From the end of 2022, especially when the Chinese government showed high flexibility and abandoned the policy of “zero covid”, positive signs emerged in the global steel and iron ore market. The key question is whether China’s new developments will cause the global steel market to enter a long-term “bullish trend” and experience the previous price ceilings again in 2023?
The fact is that despite the positive developments and the passing of the price floor period in the global steel market, in 2023 the weight of risks is still heavier than the weight of new opportunities. China is the largest producer and consumer of steel in the world, and changes in the patterns of steel production and consumption in this country will quickly affect the world steel market and the price of steel products in all countries of the world. At the end of November 2022, the Chinese government approved a 16-point package to support the country’s mass builders and lift China’s housing sector out of recession. Only one of Beijing’s supportive measures in this expansion package was considering a 91 billion dollar credit line for 12 large mass-producing companies of this country. One third of China’s steel demand is related to the country’s housing sector, and therefore when it comes to analyzing the global price of steel, China’s housing sector is a global sector!
As China deploys expansionary economic policies, it is rapidly moving towards the end of 2022 and early 2023 to abandon the strict restrictions that collectively constituted the “Zero Covid” policy. The policy of stimulating demand in China’s housing sector and the freedom of movement and movement of people through the reopening of borders, parks and public places will increase the demand for steel in Asian markets on the one hand, and will result in an increase in trade on the other hand. This is a positive factor for the global steel market in 2023, and so far it has followed the relative growth of prices compared to the fall and summer of 2022; But as we will argue further, this factor alone cannot create a bullish supercycle (or a long-term “bull trend”) in the steel market.
China’s economic dilemma
Today’s China is the product of 4 decades of rapid development. In this development, the biggest wave of human migration in one country in the history of mankind took place, and hundreds of millions of Chinese migrated from villages to cities at the same time as China’s industrialization. According to World Bank statistics, in 1980, only 19.4% of China’s population lived in cities, but in 2021, the rate of urbanization in this country will reach 65%! This huge migration along with industrial development greatly expanded the demand for housing in China and a period of several decades of growth of the housing sector in China was formed.
Can China’s housing sector grow at the same rate as before? According to the Oxford Economics consulting company, the demand for housing in China was 8 million units annually from 2010 to 2019, and it is estimated that by 2030, this demand will be 4.6 million units annually. There is no longer that huge migration in China, and it is natural that after decades of rapid growth, China’s housing sector will lose one of its driving engines. In addition, China’s housing sector is also plagued by the problem of over-investment or over-investment: 65 million empty apartments in China are a sign of this over-investment. A big bubble has also formed in China’s housing sector, so that according to Oxford Economics, the price of newly built residential units in China is 8.5 times the average household income in this country. This ratio was 5.8 times in America in 2007 and before the housing bubble burst. Chinese President Xi Jinping had the dangers of this bubble in mind when he said in 2016 that “housing is for living, not speculation.”
The predicament of China’s economy is that the aggressive and excessive injection of liquidity into the country’s housing sector will make the bubble bigger and the crisis in the real estate sector more severe. This is why some large Chinese construction companies are in crisis from the fall of 2021, and the Chinese government has doubts about the extent of their support.

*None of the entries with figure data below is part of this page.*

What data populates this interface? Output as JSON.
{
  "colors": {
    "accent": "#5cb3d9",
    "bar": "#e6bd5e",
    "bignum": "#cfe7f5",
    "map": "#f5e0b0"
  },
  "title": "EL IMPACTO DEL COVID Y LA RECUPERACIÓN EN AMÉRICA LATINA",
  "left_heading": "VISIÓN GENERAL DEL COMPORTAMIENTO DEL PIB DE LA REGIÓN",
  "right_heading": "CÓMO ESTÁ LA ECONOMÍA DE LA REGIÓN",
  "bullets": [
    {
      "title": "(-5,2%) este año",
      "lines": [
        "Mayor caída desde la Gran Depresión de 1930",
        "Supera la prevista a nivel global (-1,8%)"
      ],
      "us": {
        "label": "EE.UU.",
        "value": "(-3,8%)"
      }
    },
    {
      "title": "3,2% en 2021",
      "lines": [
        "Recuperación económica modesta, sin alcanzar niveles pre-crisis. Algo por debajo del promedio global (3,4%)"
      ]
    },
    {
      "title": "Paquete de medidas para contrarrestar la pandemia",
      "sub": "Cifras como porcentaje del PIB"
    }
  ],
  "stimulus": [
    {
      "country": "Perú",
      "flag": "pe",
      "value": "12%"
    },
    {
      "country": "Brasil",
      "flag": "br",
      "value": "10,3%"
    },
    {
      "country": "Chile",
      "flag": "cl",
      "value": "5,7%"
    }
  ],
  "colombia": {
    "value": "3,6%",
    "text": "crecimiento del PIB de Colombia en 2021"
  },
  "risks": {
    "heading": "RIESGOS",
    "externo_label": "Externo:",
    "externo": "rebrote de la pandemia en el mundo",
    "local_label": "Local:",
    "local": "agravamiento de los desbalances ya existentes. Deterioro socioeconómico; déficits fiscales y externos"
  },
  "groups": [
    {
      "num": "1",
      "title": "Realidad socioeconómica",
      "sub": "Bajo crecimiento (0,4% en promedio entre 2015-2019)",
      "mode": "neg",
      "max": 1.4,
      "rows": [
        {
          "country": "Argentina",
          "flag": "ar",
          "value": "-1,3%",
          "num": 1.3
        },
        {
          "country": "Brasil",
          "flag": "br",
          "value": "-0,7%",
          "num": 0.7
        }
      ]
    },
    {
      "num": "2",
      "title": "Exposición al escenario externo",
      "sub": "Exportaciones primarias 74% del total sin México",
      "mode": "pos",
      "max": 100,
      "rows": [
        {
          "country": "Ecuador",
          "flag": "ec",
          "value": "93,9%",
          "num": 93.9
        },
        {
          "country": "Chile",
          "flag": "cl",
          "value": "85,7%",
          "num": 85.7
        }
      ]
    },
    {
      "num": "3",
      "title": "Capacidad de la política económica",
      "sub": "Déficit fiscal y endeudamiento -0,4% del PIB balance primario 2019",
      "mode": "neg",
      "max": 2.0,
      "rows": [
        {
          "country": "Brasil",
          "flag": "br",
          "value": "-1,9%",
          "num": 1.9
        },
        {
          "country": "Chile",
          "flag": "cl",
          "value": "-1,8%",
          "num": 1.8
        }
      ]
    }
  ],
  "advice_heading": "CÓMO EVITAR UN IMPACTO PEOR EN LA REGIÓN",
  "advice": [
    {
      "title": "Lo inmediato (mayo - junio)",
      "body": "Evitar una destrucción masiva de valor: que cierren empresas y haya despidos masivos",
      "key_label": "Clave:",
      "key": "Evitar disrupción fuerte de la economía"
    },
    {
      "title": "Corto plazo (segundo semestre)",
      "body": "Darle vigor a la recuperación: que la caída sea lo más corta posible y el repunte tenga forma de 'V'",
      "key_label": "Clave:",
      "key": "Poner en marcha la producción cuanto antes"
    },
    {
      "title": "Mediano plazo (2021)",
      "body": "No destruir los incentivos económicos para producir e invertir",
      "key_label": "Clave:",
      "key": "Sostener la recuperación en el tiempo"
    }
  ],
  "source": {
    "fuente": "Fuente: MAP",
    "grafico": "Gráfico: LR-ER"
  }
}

All in all, China’s economic growth rate in the coming years will not have the previous momentum, and the country’s economic growth will rely more and more on the creation of debt and the long return of investments. With these arguments, the contribution that China’s new expansion policy will make to the global steel market will be limited, and China’s distancing from the “zero Covid” policy alone will not cause the steel market to experience a long-term boom.
From the war in Ukraine to the increase in interest rates
The war in Ukraine and Russian sanctions in 2023 will continue to disrupt the production and supply chain of commodities. European demand will continue to be low, and the policy of increasing interest rates by central banks in the world’s major economies will cause global demand for commodities, including steel, not to experience significant growth. For the steel market, the situation will be even more complicated than for other goods, because many of the major steel producers in the world, such as China, India, Russia, Turkey, and Iran, have a surplus of steel production, and therefore the competition of these countries will continue to be intense in the export markets. . In 2022, the European market contracted and some manufacturers such as Russia, Turkey and India shifted their gaze from Europe to the Middle East and North Africa.
All these cases show that in 2023, the probability of a large and long-term growth of prices in the global steel and iron ore market is small. If we want to use the interpretation of financial market experts, probably in the total of 12 months of 2023, the global steel market will display a view of a range-bound market; That is, a market where prices have “sideways movement”.